In 2020, Spiropulu and colleagues documented a rare process of disintegration of the Higgs boson that results in two muons. “Examining the properties of the Higgs boson is tantamount to looking for a new physics that we know exists,” Spiropulu said.
“I just graduated from high school when I learned about the discovery of Higgs at the LHC,” says Caltech graduate student and CMS team member Irene Dutta (MS ’20), who worked in muon research. “It’s humble to know how well the standard model can describe elementary particles and their interactions so accurately.”
More recently, a team of Caltech-led researchers working on the CMS experiment has used neural network-based machine learning algorithms to develop a new method for hunting what may be an even more elusive prey than the Higgs itself: an extremely rare “.pair” of interactive Higgs bosons that, according to theory, could occur during proton collisions.
After a three-year hiatus to further upgrade the LHC’s accelerator and experiments, the LHC began final preparations for a third test (Run 3) in early 2022. Run 3, which is expected to continue until the end of 2025, will take place on July 5, producing the first collisions with the new 13.6 tera-electron-volt energy.
“The discovery of Higgs is a milestone a long way ahead,” says Barry Barish, Ronald and Maxine Linde, professor emeritus of Caltech Physics, a former leader of Caltech’s high-energy physics group (and co-winner of the Nobel Prize of Physics). in 2017 for his work on another large-scale physics project, the Laser Interferometer Gravitational-wave Observatory, or LIGO, which made the first detection of ripples in space and time known as gravitational waves in 2016) . “Particle physics is advancing considering that the standard model describes only a small fraction of what we know exists and there are more unanswered questions than unanswered ones; yes, we have a great deal of simple parameterization in the standard model, but the real origin. Breaking electroweak symmetry is unknown. We have a lot more work ahead of us, “says Barish.

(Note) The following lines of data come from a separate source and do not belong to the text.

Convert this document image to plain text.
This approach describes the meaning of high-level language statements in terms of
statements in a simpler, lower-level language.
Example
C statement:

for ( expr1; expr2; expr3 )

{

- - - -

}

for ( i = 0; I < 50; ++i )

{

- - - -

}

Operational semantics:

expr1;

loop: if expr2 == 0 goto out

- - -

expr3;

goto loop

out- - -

Reflecting on a decade of exploring the Higgs boson, Newman notes that research “continues to motivate us to think more and design improved detectors and accelerator enhancements that allow us to greatly expand our reach now and over the next two decades.” . This includes the second major phase of the LHC program, known as the High-Brightness LHC, scheduled to run from 2029 to 2040. It will provide substantial upgrades to the accelerator and detector complex that will result in a projected increase in data collected by a factor of 20 in relation to what CMS and ATLAS currently have.
The Caltech team also includes Si Xie, an assistant professor of physics research, as well as research scientists Adi Bornheim and Ren-Yuan Zhu, all of whom have spent decades studying and discovering the Higgs boson. The Caltech Group is leading new upgrades of ultra-precision timing detectors for the high-brightness LHC and developing new AI-based data analysis approaches that will allow accelerated discovery in near real time. The group has produced more than a dozen doctorates. thesis and allowed approximately 100 undergraduate students and fellows to participate in analytical, instrumentation, and computational research since the discovery of Higgs.
ATLAS and CMS publish the results of the most comprehensive studies to date on the properties of the Higgs boson.